# Q3: Predicting T2 Risk Level and Handling Missing Values

This notebook determines the probability of T2 being **High Risk** using the training dataset's Age and CreditScore patterns. T2 has a missing Education value. We then propose methods to handle similar missing values in the future.

In [None]:
import pandas as pd

# Create the training dataset
data = {
    'ID': [1, 2, 3, 4, 5, 6, 7, 8],
    'Age': [35, 28, 45, 31, 52, 29, 42, 33],
    'CreditScore': [720, 650, 750, 600, 780, 630, 710, 640],
    'Education': [16, 14, None, 12, 18, 14, 16, 12],
    'RiskLevel': ['Low', 'High', 'Low', 'High', 'Low', 'High', 'Low', 'High']
}

df = pd.DataFrame(data)
df['Education'] = df['Education'].astype('float')

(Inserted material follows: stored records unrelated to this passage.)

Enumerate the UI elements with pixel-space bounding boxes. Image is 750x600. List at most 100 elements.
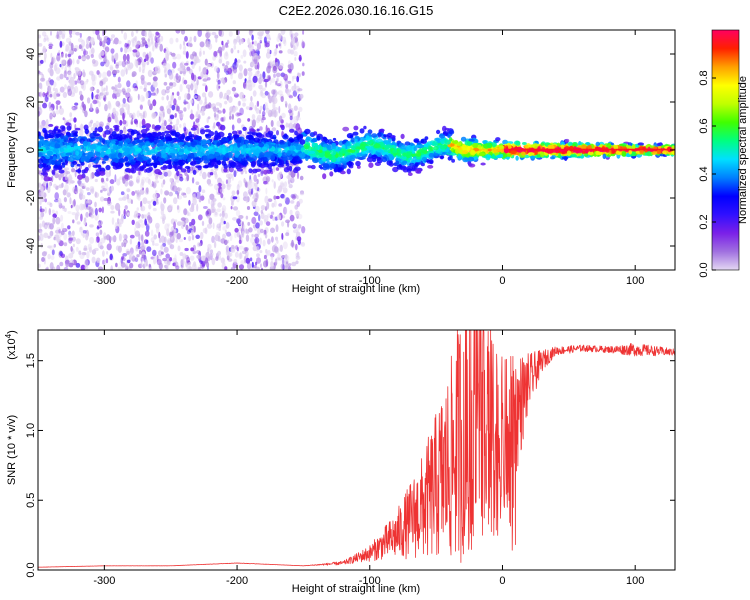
spectrogram-speckle bbox=[223, 220, 226, 225]
spectrogram-speckle bbox=[164, 69, 169, 76]
spectrogram-speckle bbox=[184, 93, 189, 100]
spectrogram-speckle bbox=[238, 239, 242, 244]
spectrogram-band-cell bbox=[180, 168, 187, 173]
spectrogram-speckle bbox=[253, 174, 257, 182]
spectrogram-speckle bbox=[158, 250, 163, 257]
spectrogram-speckle bbox=[44, 34, 49, 41]
spectrogram-speckle bbox=[39, 200, 42, 205]
spectrogram-speckle bbox=[162, 257, 168, 262]
spectrogram-speckle bbox=[287, 80, 292, 84]
spectrogram-speckle bbox=[186, 174, 190, 182]
spectrogram-speckle bbox=[233, 38, 237, 42]
spectrogram-speckle bbox=[141, 244, 146, 249]
spectrogram-speckle bbox=[99, 196, 105, 202]
spectrogram-speckle bbox=[101, 206, 104, 214]
spectrogram-speckle bbox=[271, 89, 276, 95]
spectrogram-speckle bbox=[160, 208, 165, 216]
spectrogram-speckle bbox=[63, 70, 67, 79]
spectrogram-speckle bbox=[65, 171, 71, 175]
spectrogram-speckle bbox=[237, 100, 241, 107]
spectrogram-speckle bbox=[120, 69, 126, 77]
spectrogram-speckle bbox=[126, 80, 131, 88]
spectrogram-speckle bbox=[89, 208, 94, 216]
spectrogram-speckle bbox=[123, 32, 128, 40]
spectrogram-speckle bbox=[101, 86, 104, 93]
spectrogram-speckle bbox=[114, 84, 118, 92]
spectrogram-speckle bbox=[289, 177, 295, 184]
spectrogram-speckle bbox=[64, 207, 67, 212]
spectrogram-speckle bbox=[278, 185, 283, 193]
spectrogram-speckle bbox=[216, 72, 220, 79]
spectrogram-speckle bbox=[56, 104, 59, 111]
spectrogram-speckle bbox=[251, 234, 254, 238]
spectrogram-speckle bbox=[161, 89, 167, 96]
spectrogram-speckle bbox=[265, 107, 270, 114]
spectrogram-speckle bbox=[295, 85, 301, 93]
spectrogram-speckle bbox=[53, 81, 57, 88]
spectrogram-speckle bbox=[85, 43, 90, 49]
spectrogram-speckle bbox=[243, 247, 249, 252]
spectrogram-speckle bbox=[71, 30, 77, 35]
spectrogram-speckle bbox=[191, 218, 196, 226]
spectrogram-speckle bbox=[233, 170, 237, 178]
spectrogram-speckle bbox=[253, 40, 258, 47]
spectrogram-speckle bbox=[137, 195, 141, 201]
spectrogram-speckle bbox=[295, 243, 298, 251]
spectrogram-speckle bbox=[263, 78, 269, 83]
spectrogram-speckle bbox=[221, 210, 225, 218]
spectrogram-speckle bbox=[65, 37, 72, 44]
spectrogram-speckle bbox=[271, 202, 275, 208]
spectrogram-speckle bbox=[190, 109, 193, 115]
spectrogram-speckle bbox=[148, 51, 152, 59]
spectrogram-speckle bbox=[267, 249, 271, 256]
spectrogram-speckle bbox=[270, 227, 275, 234]
spectrogram-speckle bbox=[140, 245, 146, 251]
spectrogram-speckle bbox=[236, 218, 241, 225]
spectrogram-speckle bbox=[81, 39, 86, 48]
spectrogram-speckle bbox=[245, 234, 250, 242]
spectrogram-speckle bbox=[56, 236, 61, 244]
spectrogram-speckle bbox=[41, 119, 46, 127]
spectrogram-speckle bbox=[226, 231, 232, 237]
spectrogram-speckle bbox=[219, 188, 225, 194]
spectrogram-speckle bbox=[239, 91, 245, 100]
spectrogram-speckle bbox=[274, 107, 278, 111]
spectrogram-speckle bbox=[191, 229, 194, 236]
spectrogram-speckle bbox=[229, 115, 232, 120]
spectrogram-speckle bbox=[177, 245, 181, 252]
spectrogram-speckle bbox=[166, 170, 172, 177]
spectrogram-speckle bbox=[223, 116, 226, 121]
spectrogram-speckle bbox=[158, 231, 161, 239]
spectrogram-speckle bbox=[69, 197, 72, 205]
spectrogram-speckle bbox=[272, 89, 278, 98]
spectrogram-band-cell bbox=[176, 170, 180, 177]
spectrogram-speckle bbox=[255, 246, 260, 252]
spectrogram-speckle bbox=[275, 57, 278, 63]
spectrogram-speckle bbox=[174, 261, 179, 268]
spectrogram-speckle bbox=[168, 204, 174, 210]
spectrogram-speckle bbox=[276, 77, 279, 82]
spectrogram-speckle bbox=[276, 120, 281, 127]
spectrogram-band-cell bbox=[119, 129, 123, 134]
spectrogram-speckle bbox=[161, 182, 164, 188]
spectrogram-band-cell bbox=[404, 141, 411, 146]
spectrogram-speckle bbox=[103, 38, 108, 43]
spectrogram-speckle bbox=[220, 257, 225, 264]
spectrogram-speckle bbox=[55, 216, 61, 225]
spectrogram-speckle bbox=[107, 102, 112, 110]
spectrogram-speckle bbox=[301, 39, 304, 48]
spectrogram-speckle bbox=[189, 43, 193, 48]
spectrogram-speckle bbox=[97, 241, 103, 249]
spectrogram-speckle bbox=[172, 230, 177, 238]
spectrogram-band-cell bbox=[279, 124, 284, 128]
spectrogram-speckle bbox=[270, 120, 274, 127]
spectrogram-speckle bbox=[254, 205, 260, 213]
spectrogram-marks bbox=[38, 30, 675, 270]
spectrogram-speckle bbox=[78, 179, 81, 187]
spectrogram-speckle bbox=[126, 250, 130, 255]
spectrogram-speckle bbox=[200, 71, 204, 79]
spectrogram-band-cell bbox=[502, 139, 508, 145]
spectrogram-speckle bbox=[228, 96, 233, 103]
spectrogram-speckle bbox=[280, 96, 284, 102]
spectrogram-speckle bbox=[139, 112, 143, 117]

# Display the training dataset
print("Training Data:\n", df)

### Define the Test Case T2

T2 has the following attributes:

- **Age:** 30
- **CreditScore:** 645
- **Education:** missing

Since Education is missing, we focus on Age and CreditScore.

In [None]:
# Define the test record T2 as a dictionary
T2 = {'Age': 30, 'CreditScore': 645}

print("Test Record T2:", T2)

### Identify Similar Training Records

We select training records with similar Age and CreditScore. Here, we define similarity as:
- Absolute difference in Age ≤ 5 years
- Absolute difference in CreditScore ≤ 25 points

These thresholds can be adjusted based on the dataset.

In [None]:
# Define thresholds for similarity
age_threshold = 5
credit_threshold = 25

# Filter the training data for similar records
similar_records = df[(abs(df['Age'] - T2['Age']) <= age_threshold) & 
                     (abs(df['CreditScore'] - T2['CreditScore']) <= credit_threshold)]

print("Similar Training Records:\n", similar_records)

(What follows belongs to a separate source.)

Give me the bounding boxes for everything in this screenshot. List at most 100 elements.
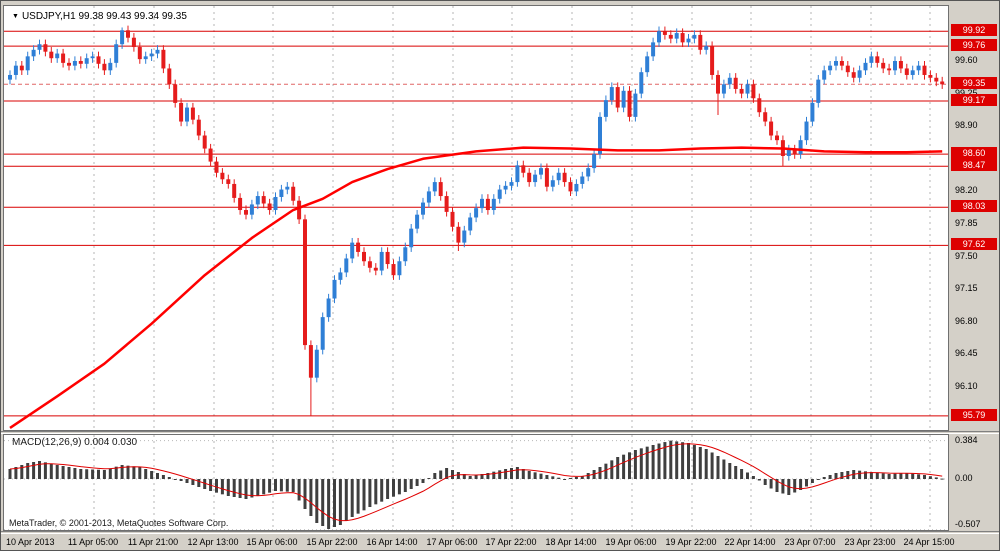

### Calculate the Probability of T2 Being High Risk

Now, we compute the proportion of similar records that are classified as High Risk.

In [None]:
# Count the number of similar records and those with High risk
total_similar = len(similar_records)
high_risk_count = len(similar_records[similar_records['RiskLevel'] == 'High'])

if total_similar > 0:
    probability_high = high_risk_count / total_similar
else:
    probability_high = None

print(f"Probability of T2 being High Risk: {probability_high}")

### Handling Missing Education Values in the Future

To address missing values such as Education, you could use one or more of the following methods:

- **K-Nearest Neighbors (KNN) Imputation:** Impute the missing Education value by averaging the values from the most similar records based on Age and CreditScore.
- **Regression Imputation:** Use a regression model that predicts Education using other features like Age, CreditScore, and even RiskLevel.
- **Mean/Median Imputation:** Replace missing Education values with the mean or median Education value from similar records.
- **Missingness Indicator:** Add an extra binary feature that indicates whether the Education value is missing, allowing the model to capture any signal in the missingness itself.

These methods help maintain the dataset’s integrity and allow the model to use all available information.